Une de ces calamités terribles qui depuis quelque temps surtout, viennent jeter le deuil et l'effroi parmi les peuples, a frappé une fois encore la France dans sa plus florissante colonie.

Le 8 février dernier, neuf mois, jour pour jour, après le désastre du chemin de fer de Versailles et l'incendie de Hambourg, un tremblement de terre a violemment secoué les îles des Antilles. La ville de la Pointe-a-Pitre, la plus populeuse et la plus riche de la Guadeloupe, a été instantanément renversée de fond en comble. Nous avons réuni à part, et nous donnons plus loin les détails de cette affreuse catastrophe d'après les correspondances publiées par la presse quotidienne et d'après les lettres qui nous ont été communiquées.
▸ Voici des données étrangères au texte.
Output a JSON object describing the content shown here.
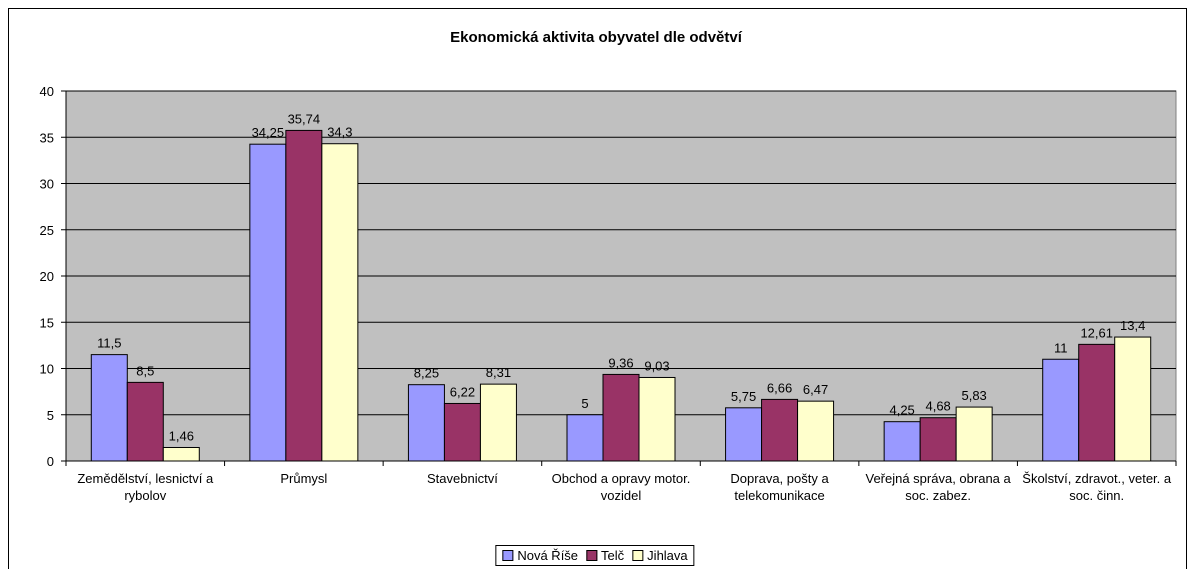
{
  "chart_data": {
    "type": "bar",
    "title": "Ekonomická aktivita obyvatel dle odvětví",
    "categories": [
      "Zemědělství, lesnictví a rybolov",
      "Průmysl",
      "Stavebnictví",
      "Obchod a opravy motor. vozidel",
      "Doprava, pošty a telekomunikace",
      "Veřejná správa, obrana a soc. zabez.",
      "Školství, zdravot., veter. a soc. činn."
    ],
    "series": [
      {
        "name": "Nová Říše",
        "color": "#9999ff",
        "values": [
          11.5,
          34.25,
          8.25,
          5,
          5.75,
          4.25,
          11
        ],
        "value_labels": [
          "11,5",
          "34,25",
          "8,25",
          "5",
          "5,75",
          "4,25",
          "11"
        ]
      },
      {
        "name": "Telč",
        "color": "#993366",
        "values": [
          8.5,
          35.74,
          6.22,
          9.36,
          6.66,
          4.68,
          12.61
        ],
        "value_labels": [
          "8,5",
          "35,74",
          "6,22",
          "9,36",
          "6,66",
          "4,68",
          "12,61"
        ]
      },
      {
        "name": "Jihlava",
        "color": "#ffffcc",
        "values": [
          1.46,
          34.3,
          8.31,
          9.03,
          6.47,
          5.83,
          13.4
        ],
        "value_labels": [
          "1,46",
          "34,3",
          "8,31",
          "9,03",
          "6,47",
          "5,83",
          "13,4"
        ]
      }
    ],
    "ylim": [
      0,
      40
    ],
    "yticks": [
      0,
      5,
      10,
      15,
      20,
      25,
      30,
      35,
      40
    ],
    "grid": true,
    "legend": "bottom",
    "plot_background": "#c0c0c0"
  }
}
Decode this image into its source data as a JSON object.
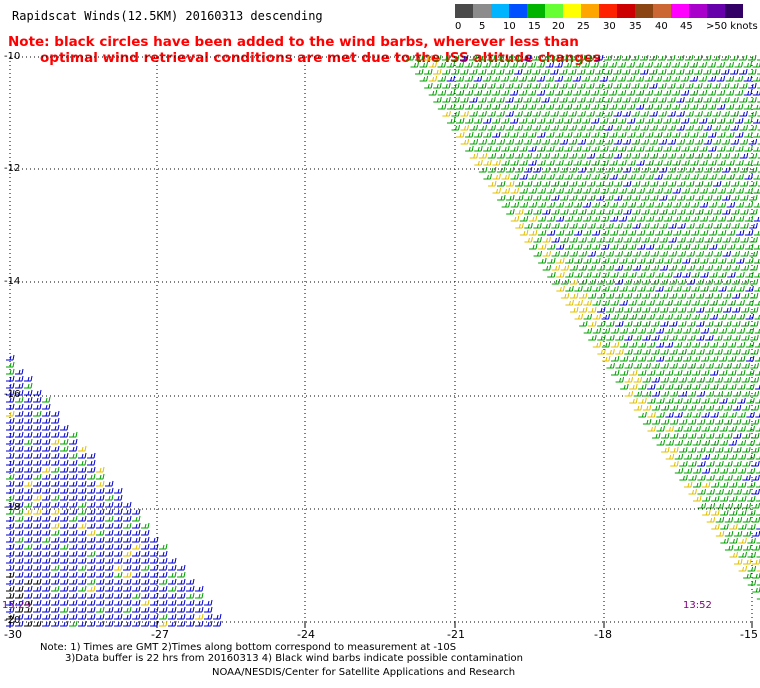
{
  "title": "Rapidscat Winds(12.5KM) 20160313 descending",
  "note": {
    "line1": "Note: black circles have been added to the wind barbs, wherever less than",
    "line2": "optimal wind retrieval conditions are met due to the ISS altitude changes"
  },
  "legend": {
    "labels": [
      "0",
      "5",
      "10",
      "15",
      "20",
      "25",
      "30",
      "35",
      "40",
      "45",
      ">50 knots"
    ],
    "colors": [
      "#4a4a4a",
      "#8c8c8c",
      "#00b4ff",
      "#0050ff",
      "#00b400",
      "#66ff33",
      "#ffff00",
      "#ffa500",
      "#ff2200",
      "#cc0000",
      "#8b4513",
      "#cc6633",
      "#ff00ff",
      "#aa00cc",
      "#6600aa",
      "#330066"
    ]
  },
  "axes": {
    "y_ticks": [
      "-10",
      "-12",
      "-14",
      "-16",
      "-18",
      "-20"
    ],
    "x_ticks": [
      "-30",
      "-27",
      "-24",
      "-21",
      "-18",
      "-15"
    ]
  },
  "time_labels": {
    "left": "15:29",
    "right": "13:52"
  },
  "footer": {
    "line1": "Note: 1) Times are GMT 2)Times along bottom correspond to measurement at -10S",
    "line2": "3)Data buffer is 22 hrs from 20160313 4) Black wind barbs indicate possible contamination",
    "line3": "NOAA/NESDIS/Center for Satellite Applications and Research"
  },
  "colors": {
    "barb_green": "#00a000",
    "barb_blue": "#0000cc",
    "barb_yellow": "#e0c000",
    "barb_orange": "#e08000",
    "barb_black": "#000000",
    "grid": "#000000"
  }
}
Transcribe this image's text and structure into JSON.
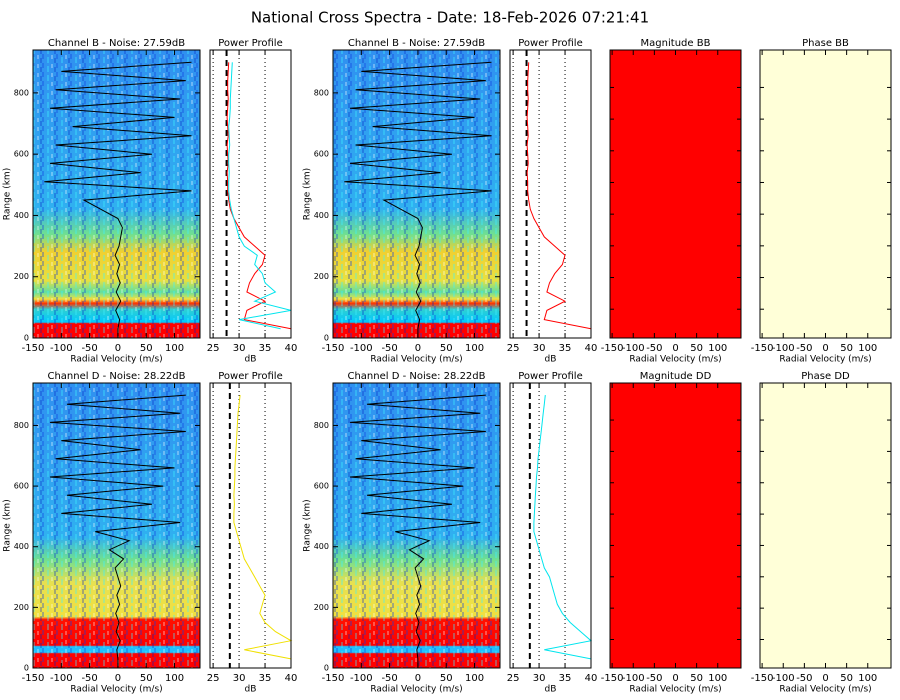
{
  "title": "National Cross Spectra - Date: 18-Feb-2026 07:21:41",
  "chart_data": [
    {
      "type": "spectra",
      "title": "Channel B - Noise: 27.59dB",
      "xlabel": "Radial Velocity (m/s)",
      "ylabel": "Range (km)",
      "xlim": [
        -150,
        145
      ],
      "xticks": [
        -150,
        -100,
        -50,
        0,
        50,
        100
      ],
      "ylim": [
        0,
        940
      ],
      "yticks": [
        0,
        200,
        400,
        600,
        800
      ],
      "color": "#000000",
      "y": [
        0,
        30,
        60,
        90,
        120,
        150,
        180,
        210,
        240,
        270,
        300,
        330,
        360,
        390,
        420,
        450,
        480,
        510,
        540,
        570,
        600,
        630,
        660,
        690,
        720,
        750,
        780,
        810,
        840,
        870,
        900
      ],
      "values": [
        0,
        0,
        3,
        -4,
        5,
        -3,
        4,
        -2,
        3,
        -5,
        2,
        5,
        8,
        0,
        -30,
        -60,
        130,
        -130,
        40,
        -120,
        60,
        -110,
        130,
        -80,
        100,
        -120,
        110,
        -110,
        120,
        -100,
        130
      ]
    },
    {
      "type": "profile",
      "title": "Power Profile",
      "xlabel": "dB",
      "xlim": [
        24.4,
        40
      ],
      "xticks": [
        25,
        30,
        35,
        40
      ],
      "ylim": [
        0,
        940
      ],
      "grid": true,
      "noise": 27.59,
      "y": [
        0,
        30,
        60,
        90,
        120,
        150,
        180,
        210,
        240,
        270,
        300,
        330,
        360,
        390,
        420,
        450,
        480,
        510,
        540,
        570,
        600,
        630,
        660,
        690,
        720,
        750,
        780,
        810,
        840,
        870,
        900
      ],
      "series": [
        {
          "color": "#ff0000",
          "values": [
            null,
            40,
            31,
            31.5,
            35,
            31.5,
            32,
            33,
            34.5,
            35,
            33,
            31,
            30,
            29,
            28.3,
            28,
            27.8,
            27.8,
            27.7,
            27.9,
            27.8,
            27.7,
            27.9,
            27.8,
            27.7,
            27.8,
            27.9,
            27.8,
            27.8,
            27.9,
            28
          ]
        },
        {
          "color": "#00e5ee",
          "values": [
            null,
            38,
            30,
            40,
            33,
            37,
            35,
            34.5,
            33,
            33.5,
            31,
            30,
            29.5,
            29,
            28.5,
            28.2,
            28,
            28,
            28.1,
            28,
            28,
            28.2,
            28.1,
            28,
            28.2,
            28.3,
            28.3,
            28.4,
            28.5,
            28.6,
            28.7
          ]
        }
      ]
    },
    {
      "type": "spectra",
      "title": "Channel B - Noise: 27.59dB",
      "xlabel": "Radial Velocity (m/s)",
      "ylabel": "Range (km)",
      "xlim": [
        -150,
        145
      ],
      "xticks": [
        -150,
        -100,
        -50,
        0,
        50,
        100
      ],
      "ylim": [
        0,
        940
      ],
      "yticks": [
        0,
        200,
        400,
        600,
        800
      ],
      "color": "#000000",
      "y": [
        0,
        30,
        60,
        90,
        120,
        150,
        180,
        210,
        240,
        270,
        300,
        330,
        360,
        390,
        420,
        450,
        480,
        510,
        540,
        570,
        600,
        630,
        660,
        690,
        720,
        750,
        780,
        810,
        840,
        870,
        900
      ],
      "values": [
        0,
        0,
        3,
        -4,
        5,
        -3,
        4,
        -2,
        3,
        -5,
        2,
        5,
        8,
        0,
        -30,
        -60,
        130,
        -130,
        40,
        -120,
        60,
        -110,
        130,
        -80,
        100,
        -120,
        110,
        -110,
        120,
        -100,
        130
      ]
    },
    {
      "type": "profile",
      "title": "Power Profile",
      "xlabel": "dB",
      "xlim": [
        24.4,
        40
      ],
      "xticks": [
        25,
        30,
        35,
        40
      ],
      "ylim": [
        0,
        940
      ],
      "grid": true,
      "noise": 27.59,
      "y": [
        0,
        30,
        60,
        90,
        120,
        150,
        180,
        210,
        240,
        270,
        300,
        330,
        360,
        390,
        420,
        450,
        480,
        510,
        540,
        570,
        600,
        630,
        660,
        690,
        720,
        750,
        780,
        810,
        840,
        870,
        900
      ],
      "series": [
        {
          "color": "#ff0000",
          "values": [
            null,
            40,
            31,
            31.5,
            35,
            31.5,
            32,
            33,
            34.5,
            35,
            33,
            31,
            30,
            29,
            28.3,
            28,
            27.8,
            27.8,
            27.7,
            27.9,
            27.8,
            27.7,
            27.9,
            27.8,
            27.7,
            27.8,
            27.9,
            27.8,
            27.8,
            27.9,
            28
          ]
        }
      ]
    },
    {
      "type": "fill",
      "title": "Magnitude BB",
      "xlabel": "Radial Velocity (m/s)",
      "xlim": [
        -155,
        155
      ],
      "xticks": [
        -150,
        -100,
        -50,
        0,
        50,
        100
      ],
      "color": "#ff0000"
    },
    {
      "type": "fill",
      "title": "Phase BB",
      "xlabel": "Radial Velocity (m/s)",
      "xlim": [
        -155,
        155
      ],
      "xticks": [
        -150,
        -100,
        -50,
        0,
        50,
        100
      ],
      "color": "#ffffd8"
    },
    {
      "type": "spectra",
      "title": "Channel D - Noise: 28.22dB",
      "xlabel": "Radial Velocity (m/s)",
      "ylabel": "Range (km)",
      "xlim": [
        -150,
        145
      ],
      "xticks": [
        -150,
        -100,
        -50,
        0,
        50,
        100
      ],
      "ylim": [
        0,
        940
      ],
      "yticks": [
        0,
        200,
        400,
        600,
        800
      ],
      "color": "#000000",
      "y": [
        0,
        30,
        60,
        90,
        120,
        150,
        180,
        210,
        240,
        270,
        300,
        330,
        360,
        390,
        420,
        450,
        480,
        510,
        540,
        570,
        600,
        630,
        660,
        690,
        720,
        750,
        780,
        810,
        840,
        870,
        900
      ],
      "values": [
        0,
        0,
        -2,
        4,
        -3,
        2,
        -4,
        3,
        -2,
        5,
        0,
        -5,
        10,
        -15,
        20,
        -40,
        110,
        -100,
        60,
        -90,
        80,
        -120,
        100,
        -110,
        40,
        -100,
        120,
        -120,
        110,
        -90,
        120
      ]
    },
    {
      "type": "profile",
      "title": "Power Profile",
      "xlabel": "dB",
      "xlim": [
        24.4,
        40
      ],
      "xticks": [
        25,
        30,
        35,
        40
      ],
      "ylim": [
        0,
        940
      ],
      "grid": true,
      "noise": 28.22,
      "y": [
        0,
        30,
        60,
        90,
        120,
        150,
        180,
        210,
        240,
        270,
        300,
        330,
        360,
        390,
        420,
        450,
        480,
        510,
        540,
        570,
        600,
        630,
        660,
        690,
        720,
        750,
        780,
        810,
        840,
        870,
        900
      ],
      "series": [
        {
          "color": "#f0e000",
          "values": [
            null,
            40,
            31,
            40,
            37,
            35,
            34,
            34.5,
            35,
            34,
            33,
            32,
            31,
            30.5,
            30,
            29.5,
            29,
            29,
            29.1,
            29,
            29.1,
            29.2,
            29.2,
            29.3,
            29.4,
            29.5,
            29.6,
            29.7,
            29.8,
            30,
            30.2
          ]
        }
      ]
    },
    {
      "type": "spectra",
      "title": "Channel D - Noise: 28.22dB",
      "xlabel": "Radial Velocity (m/s)",
      "ylabel": "Range (km)",
      "xlim": [
        -150,
        145
      ],
      "xticks": [
        -150,
        -100,
        -50,
        0,
        50,
        100
      ],
      "ylim": [
        0,
        940
      ],
      "yticks": [
        0,
        200,
        400,
        600,
        800
      ],
      "color": "#000000",
      "y": [
        0,
        30,
        60,
        90,
        120,
        150,
        180,
        210,
        240,
        270,
        300,
        330,
        360,
        390,
        420,
        450,
        480,
        510,
        540,
        570,
        600,
        630,
        660,
        690,
        720,
        750,
        780,
        810,
        840,
        870,
        900
      ],
      "values": [
        0,
        0,
        -2,
        4,
        -3,
        2,
        -4,
        3,
        -2,
        5,
        0,
        -5,
        10,
        -15,
        20,
        -40,
        110,
        -100,
        60,
        -90,
        80,
        -120,
        100,
        -110,
        40,
        -100,
        120,
        -120,
        110,
        -90,
        120
      ]
    },
    {
      "type": "profile",
      "title": "Power Profile",
      "xlabel": "dB",
      "xlim": [
        24.4,
        40
      ],
      "xticks": [
        25,
        30,
        35,
        40
      ],
      "ylim": [
        0,
        940
      ],
      "grid": true,
      "noise": 28.22,
      "y": [
        0,
        30,
        60,
        90,
        120,
        150,
        180,
        210,
        240,
        270,
        300,
        330,
        360,
        390,
        420,
        450,
        480,
        510,
        540,
        570,
        600,
        630,
        660,
        690,
        720,
        750,
        780,
        810,
        840,
        870,
        900
      ],
      "series": [
        {
          "color": "#00e5ee",
          "values": [
            null,
            40,
            31,
            40,
            38,
            36,
            34.5,
            33.5,
            33,
            32.5,
            32,
            31,
            30.5,
            30,
            29.5,
            29,
            29,
            29.1,
            29.2,
            29.3,
            29.4,
            29.5,
            29.7,
            29.8,
            30,
            30.2,
            30.4,
            30.6,
            30.8,
            31,
            31.2
          ]
        }
      ]
    },
    {
      "type": "fill",
      "title": "Magnitude DD",
      "xlabel": "Radial Velocity (m/s)",
      "xlim": [
        -155,
        155
      ],
      "xticks": [
        -150,
        -100,
        -50,
        0,
        50,
        100
      ],
      "color": "#ff0000"
    },
    {
      "type": "fill",
      "title": "Phase DD",
      "xlabel": "Radial Velocity (m/s)",
      "xlim": [
        -155,
        155
      ],
      "xticks": [
        -150,
        -100,
        -50,
        0,
        50,
        100
      ],
      "color": "#ffffd8"
    }
  ]
}
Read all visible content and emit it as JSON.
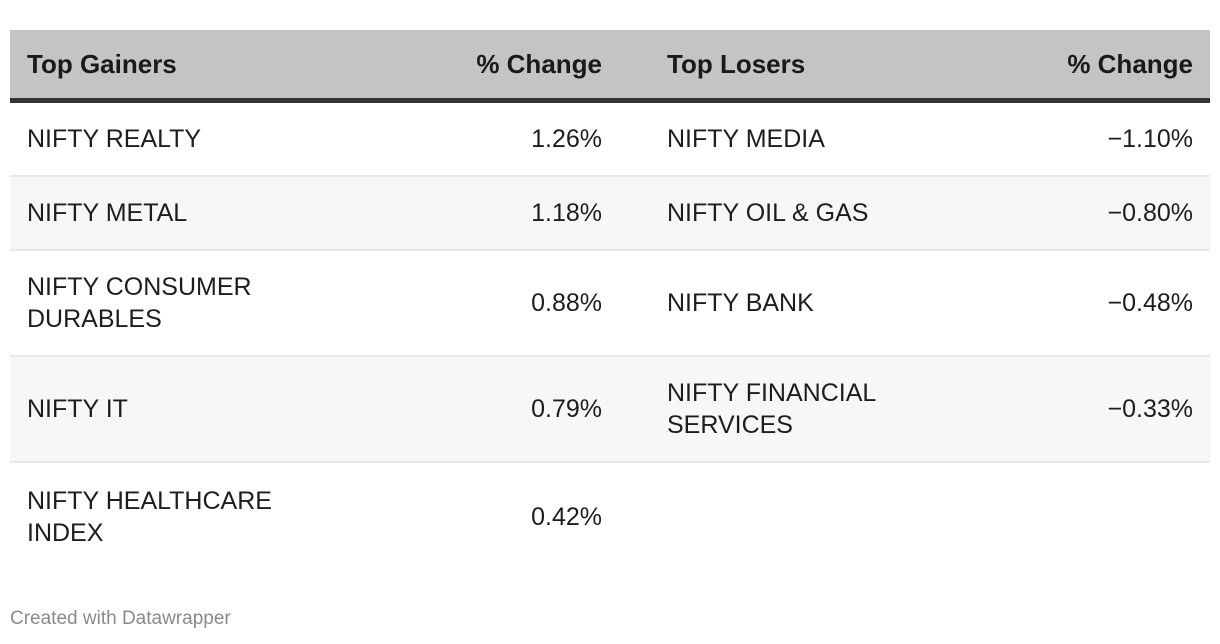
{
  "chart_data": {
    "type": "table",
    "columns": [
      "Top Gainers",
      "% Change",
      "Top Losers",
      "% Change"
    ],
    "rows": [
      [
        "NIFTY REALTY",
        "1.26%",
        "NIFTY MEDIA",
        "−1.10%"
      ],
      [
        "NIFTY METAL",
        "1.18%",
        "NIFTY OIL & GAS",
        "−0.80%"
      ],
      [
        "NIFTY CONSUMER DURABLES",
        "0.88%",
        "NIFTY BANK",
        "−0.48%"
      ],
      [
        "NIFTY IT",
        "0.79%",
        "NIFTY FINANCIAL SERVICES",
        "−0.33%"
      ],
      [
        "NIFTY HEALTHCARE INDEX",
        "0.42%",
        "",
        ""
      ]
    ],
    "colors": {
      "header_bg": "#c4c4c4",
      "header_border": "#333333",
      "alt_row_bg": "#f7f7f7",
      "row_divider": "#e8e8e8"
    }
  },
  "footer": {
    "credit": "Created with Datawrapper"
  }
}
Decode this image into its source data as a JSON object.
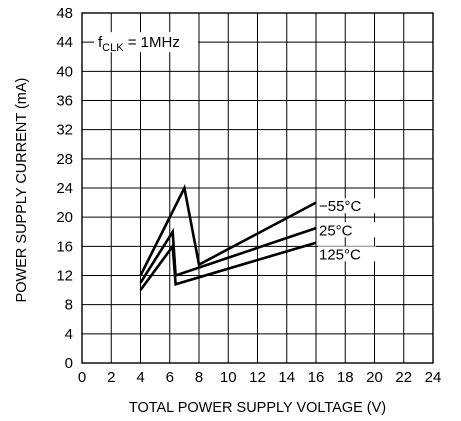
{
  "chart_data": {
    "type": "line",
    "title": "",
    "xlabel": "TOTAL POWER SUPPLY VOLTAGE (V)",
    "ylabel": "POWER SUPPLY CURRENT (mA)",
    "xlim": [
      0,
      24
    ],
    "ylim": [
      0,
      48
    ],
    "xticks": [
      0,
      2,
      4,
      6,
      8,
      10,
      12,
      14,
      16,
      18,
      20,
      22,
      24
    ],
    "yticks": [
      0,
      4,
      8,
      12,
      16,
      20,
      24,
      28,
      32,
      36,
      40,
      44,
      48
    ],
    "grid": true,
    "annotation": {
      "base": "f",
      "subscript": "CLK",
      "rest": " = 1MHz"
    },
    "series": [
      {
        "name": "−55°C",
        "points": [
          [
            4,
            12
          ],
          [
            7,
            24
          ],
          [
            8,
            13.5
          ],
          [
            16,
            22
          ]
        ]
      },
      {
        "name": "25°C",
        "points": [
          [
            4,
            11
          ],
          [
            6.2,
            18
          ],
          [
            6.4,
            12
          ],
          [
            16,
            18.5
          ]
        ]
      },
      {
        "name": "125°C",
        "points": [
          [
            4,
            10
          ],
          [
            6.2,
            16
          ],
          [
            6.4,
            10.8
          ],
          [
            16,
            16.5
          ]
        ]
      }
    ],
    "label_anchor_y": [
      21.5,
      18.2,
      14.9
    ]
  }
}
Le tremblement de terre a duré soixante-dix secondes. Ce qui n'est qu'un instant fugitif, ce qui ne suffit à rien quand la vie est heureuse et occupée, a suffi là pour ravager une ville entière, l'incendier sur tous les points, engloutir une population nombreuse. Ce que la secousse avait épargné, un autre fléau est venu aussitôt le détruire: pendant quatre jours, l'incendie a dévoré tout ce qui gisait sous ces décombres, hommes et maisons. Chose étrange! il n'est resté debout au milieu de ces débris qu'une horloge marquant 10 heures 35 minutes instant auquel le fléau est venu brusquement surprendre la ville et l'anéantir. Combien le génie de la destruction et du mal a plus de puissance et de vigueur que le génie de la création et du bien! La terre s'entr'ouvre et vomit en un moment la désolation et la mort; il faut, au contraire, que l'homme la déchire péniblement pour en faire sortir l'abondance et la vie!

(Destruction de la Pointe-a-Pitre par un tremblement de terre, le 8 février 1843, à 10 heures 35 minutes du matin.--Ce dessin a été composé sur les indications de M Lemonnier de la Croix, qui a été pendant dix années ______voyer à la Pointe-a-Pitre et qui n'est de retour en France que depuis deux années seulement. Nous devons à l'obligeance de cet artiste un plan de la ville très-détaillé très-étendu; nous le publierons dans notre prochaine livraison.)

Mais est-il besoin d'arrêter ici notre pensée sur les détails de cet horrible désastre? N'est-ce pas assez que, dés notre début, nous ayons à écrire en tête de notre Journal, à qui nous avions rêvé un autre baptême, ces réflexions pleines de tristesse?

Ne vaut-il pas mieux raconter tous les courageux efforts, tous les élans spontanés, tous les mouvements généreux qui, là-bas comme ici, ont accueilli la fatale nouvelle? Ne vaut-il pas mieux applaudir aux mesures prises spontanément pour remédier aux maux remédiables, rappeler les dévouements inspirés pour le secourir, et raviver ainsi la confiance et l'espoir, au lieu d'alimenter la consternation et la tristesse?

Hâtons-nous de le dire: partout, aux Antilles comme en France, la triste nouvelle a fait battre tous les coeurs, réveillé toutes les sympathies. La Martinique, si cruellement ravagée elle-même il y a quatre ans, en sentant le sol trembler de nouveau, avait deviné le malheur immense; on y attendait les nouvelles impatiemment, avec angoisse. On signale un navire enfin, et son pavillon est en berne; aussitôt des secours s'organisent; argent, pain, vêtements, provisions, tout est offert, tout est accueilli, et un premier navire part aussitôt chargé de ces premiers secours.

A Saint-Pierre, à Fort-Royal, partout, la population a été admirable, et l'autorité coloniale a régularisé, dirigé les efforts communs avec intelligence et activité.

«J'implore la France, écrivait l'amiral Gourbeyre, gouverneur de la Guadeloupe, sur les ruines mêmes de la Pointe-a-Pitre; elle n'abandonnera pas une population toute française; elle ne délaissera pas les veuves et les orphelins que ce grand désastre vient de plonger dans la plus profonde misère!»